Iterating through a Linked List of 10.000 rooms will probably still be fast enough.
Also it can be done while still in the room. For example you have 3 exits then you search the roomlist for the three rooms behind each door upon entering the room.
If you use the mainloop for this instead of a dedicated ForEach-Loop you won't experience any lag. It's just background stuff.
I wouldn't store the objects in a room in a string but in a LinkedList.

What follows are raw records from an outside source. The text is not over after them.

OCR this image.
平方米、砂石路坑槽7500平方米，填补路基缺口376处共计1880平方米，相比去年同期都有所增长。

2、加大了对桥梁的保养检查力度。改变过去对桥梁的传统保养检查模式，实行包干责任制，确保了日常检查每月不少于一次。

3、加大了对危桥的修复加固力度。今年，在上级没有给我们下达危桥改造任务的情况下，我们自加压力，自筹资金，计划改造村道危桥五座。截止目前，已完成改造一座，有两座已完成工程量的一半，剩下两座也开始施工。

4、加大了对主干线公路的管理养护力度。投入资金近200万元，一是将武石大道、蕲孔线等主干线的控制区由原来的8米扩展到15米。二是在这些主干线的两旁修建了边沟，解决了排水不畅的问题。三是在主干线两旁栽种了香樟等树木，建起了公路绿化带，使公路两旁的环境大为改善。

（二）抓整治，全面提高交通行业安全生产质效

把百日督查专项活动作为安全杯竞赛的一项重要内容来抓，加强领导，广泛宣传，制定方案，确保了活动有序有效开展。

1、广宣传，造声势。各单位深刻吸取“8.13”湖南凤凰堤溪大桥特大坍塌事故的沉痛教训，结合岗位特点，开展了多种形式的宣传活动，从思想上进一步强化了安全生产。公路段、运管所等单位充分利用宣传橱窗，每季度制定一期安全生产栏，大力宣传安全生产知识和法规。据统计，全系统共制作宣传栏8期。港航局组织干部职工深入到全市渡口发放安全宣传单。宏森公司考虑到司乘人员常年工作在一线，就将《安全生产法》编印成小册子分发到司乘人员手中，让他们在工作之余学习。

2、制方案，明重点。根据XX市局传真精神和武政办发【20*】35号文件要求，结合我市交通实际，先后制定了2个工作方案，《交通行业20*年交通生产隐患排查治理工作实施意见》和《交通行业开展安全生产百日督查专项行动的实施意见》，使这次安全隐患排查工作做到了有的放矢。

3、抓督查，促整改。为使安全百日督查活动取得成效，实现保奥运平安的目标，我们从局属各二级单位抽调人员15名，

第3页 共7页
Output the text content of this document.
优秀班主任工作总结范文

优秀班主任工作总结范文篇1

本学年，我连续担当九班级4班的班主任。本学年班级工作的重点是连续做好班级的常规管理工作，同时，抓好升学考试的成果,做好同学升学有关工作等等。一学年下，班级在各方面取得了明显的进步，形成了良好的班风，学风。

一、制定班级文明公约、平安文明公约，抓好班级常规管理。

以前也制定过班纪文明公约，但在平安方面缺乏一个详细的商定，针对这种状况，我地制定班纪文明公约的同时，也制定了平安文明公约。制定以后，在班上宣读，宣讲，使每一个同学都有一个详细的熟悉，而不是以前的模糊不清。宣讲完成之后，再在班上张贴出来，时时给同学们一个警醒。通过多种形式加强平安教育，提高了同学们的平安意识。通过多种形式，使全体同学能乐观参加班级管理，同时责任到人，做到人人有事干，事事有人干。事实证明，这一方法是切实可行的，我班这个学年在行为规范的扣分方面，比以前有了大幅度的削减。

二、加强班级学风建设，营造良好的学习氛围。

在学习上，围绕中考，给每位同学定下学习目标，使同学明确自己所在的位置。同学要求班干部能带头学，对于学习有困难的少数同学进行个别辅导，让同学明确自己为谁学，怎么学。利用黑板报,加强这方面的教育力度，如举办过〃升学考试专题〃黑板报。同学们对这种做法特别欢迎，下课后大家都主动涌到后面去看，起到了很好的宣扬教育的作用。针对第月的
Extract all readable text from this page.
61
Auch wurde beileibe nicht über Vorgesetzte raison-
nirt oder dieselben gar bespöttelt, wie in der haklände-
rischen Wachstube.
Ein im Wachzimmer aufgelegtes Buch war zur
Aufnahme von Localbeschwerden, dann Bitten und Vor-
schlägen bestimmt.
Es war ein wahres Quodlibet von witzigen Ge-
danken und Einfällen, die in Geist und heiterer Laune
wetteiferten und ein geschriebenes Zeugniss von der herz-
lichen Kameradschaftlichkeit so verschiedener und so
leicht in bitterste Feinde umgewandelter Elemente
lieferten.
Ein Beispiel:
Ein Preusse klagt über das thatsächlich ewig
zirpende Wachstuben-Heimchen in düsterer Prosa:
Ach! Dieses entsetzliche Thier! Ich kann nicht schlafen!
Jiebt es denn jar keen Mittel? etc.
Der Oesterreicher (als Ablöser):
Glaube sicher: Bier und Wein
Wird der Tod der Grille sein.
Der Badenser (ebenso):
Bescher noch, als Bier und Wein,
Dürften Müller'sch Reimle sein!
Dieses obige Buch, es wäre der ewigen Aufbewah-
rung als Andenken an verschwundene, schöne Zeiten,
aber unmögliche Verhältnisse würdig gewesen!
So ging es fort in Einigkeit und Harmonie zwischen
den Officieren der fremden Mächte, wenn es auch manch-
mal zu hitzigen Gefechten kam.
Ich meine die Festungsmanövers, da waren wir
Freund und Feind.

You'd have to parse the string two times, if you want to add, delete or change an object.
Code:
Structure room
description.s
List objects.objectProperty()
List exits.exitProperty()
EndStructure
NewMap rooms.room()
With rooms("1x1")
\description = "You're standing in a small room with no windows. "
AddElement(\objects())
\objects()\name = "candle"
AddElement(\exits())
exits()\direction = "south"
EndWith
Parser, again: All commands are imperative and follow the following structure:
VERB (((adjective) SUBJECT) (adjective) SUBJECT)
You have to know your verbs. You have to know what the player could possible type.
You need a list of those verbs. (I never played a game like this, but maybe you have list of commands in the manual. So someting like "polish the mirror" would never occur, but only "clean" for example...)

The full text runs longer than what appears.